The anti cyber crime officer from the Zanzibar Police Force, Issa Mohamed Salum, said  while the Act allows detectives to collect electronic evidence, they are yet to be trained to do it with perfection.

“We have not been trained to collect evidence electronically. We still write down the details of the victims on the piece of paper. However, if the prosecutors want audio and photo evidence, we can collect it, but there are still no guidelines,” he explained.

Sara Omar Hafidh, a regional court magistrate in charge of GBV cases, admitted that the Act accepts electronic evidence, but it has some limitations.

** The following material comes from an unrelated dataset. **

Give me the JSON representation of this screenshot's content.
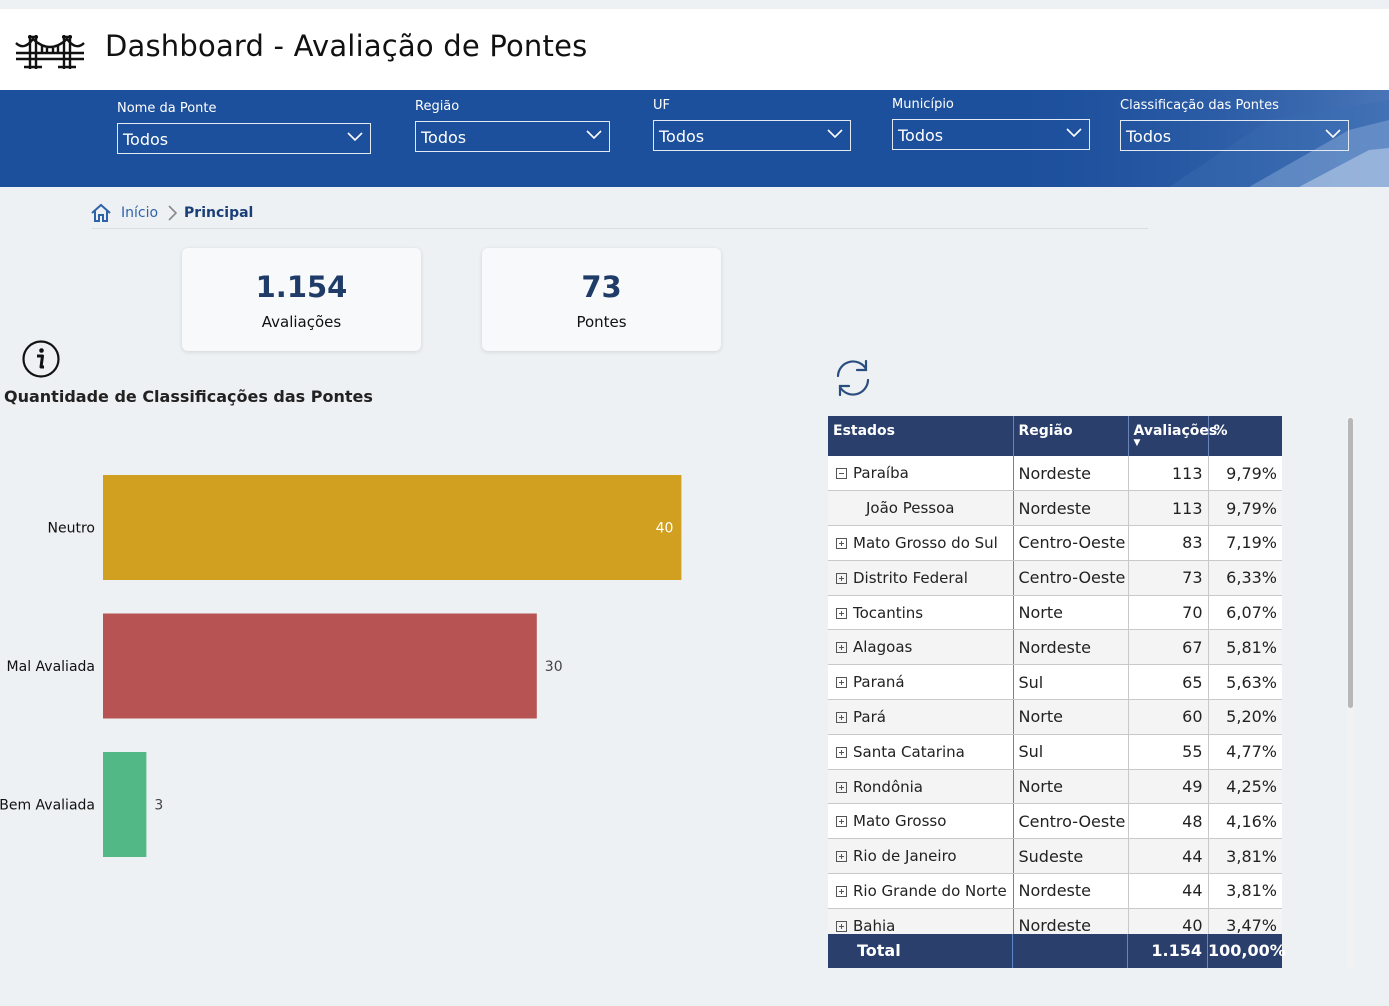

“It could be the voice of the victim, but there is a problem if the victim says the voice is not hers. In such a case, the court still could not give an unquestionable judgment,” she said.

However, some GBV stakeholders have advised the government to improve the court infrastructure so as to address the GBV incidents.

 “Despite the GBV court showing successes, the infrastructure is still insufficient due to the lack of modern instruments for hearing cases, including digital systems (video conference) and the lack of special rooms to keep the affected children,” said Asha Abdi, the TAMWA Board Chairperson.

Hawra Shamte, a senior journalist who has for some time closely followed proceedings of these cases, said according to a recently study conducted by TAMWA Zanzibar there is a lack of modern equipment in the courts and poor infrastructure.

For example, she said, the infrastructures at Vuga, Mahonda and Mkoani court buildings are not conducive.

However, she urged the community to refrain from recording young children and putting them on viral after they have been subjected to sexual harassment.

The TAMWA Director, Dr. Mzuri Issa, said that recently audio (voice) of the child who was interviewed for allegedly being raped by his step father and his voice circulated in social media is against the law, as well as unethical.

“We believe that those who recorded him did that in good faith, but we advise them not to circulate such proceedings in the social media. Instead, they should leave it to trained journalists,” she added.

Dr. Mzuri said a child has the right to be protected from neglect, exploitation and abuse at home, and elsewhere against all acts of harassment and threats to their safety and privacy.

 “Section 33 (1) of the Child Act, prohibits any person from giving information or publishing a photo that will lead to identifying the affected child without the order of the court,” she said.

She asked the government in collaboration with stakeholders, to prepare a solid strategy that will help provide education and awareness to members of the community so as to address GBV incidents fairly.

Commenting on the electronic evidence, the Zanzibar Chief Justice, Khamis Ramadhan Abdallah, said that it is admissible in the court, but there are challenges. These include professionalism for judges and magistrates.

“What is missing is the expertise to conduct electronic evidence investigation, but we (court) also lack the necessary expertise,” he said.

However, he said there is a need to properly manage that to develop training for all players.

“The government and the court have plans to have electronic devices in the hearing of cases, and at the same time the office of the Director of Public Prosecution (DPP), Zanzibar Anti-Corruption and Economic Crimes Authority (ZAECA), Police and other institutions should be empowered to get those devices,” he added.

According to the Office of the Chief Government Statistician, 199 GBV incidents were registered in October 2023, of which 78.9 percent of the victims were children under the age of 18.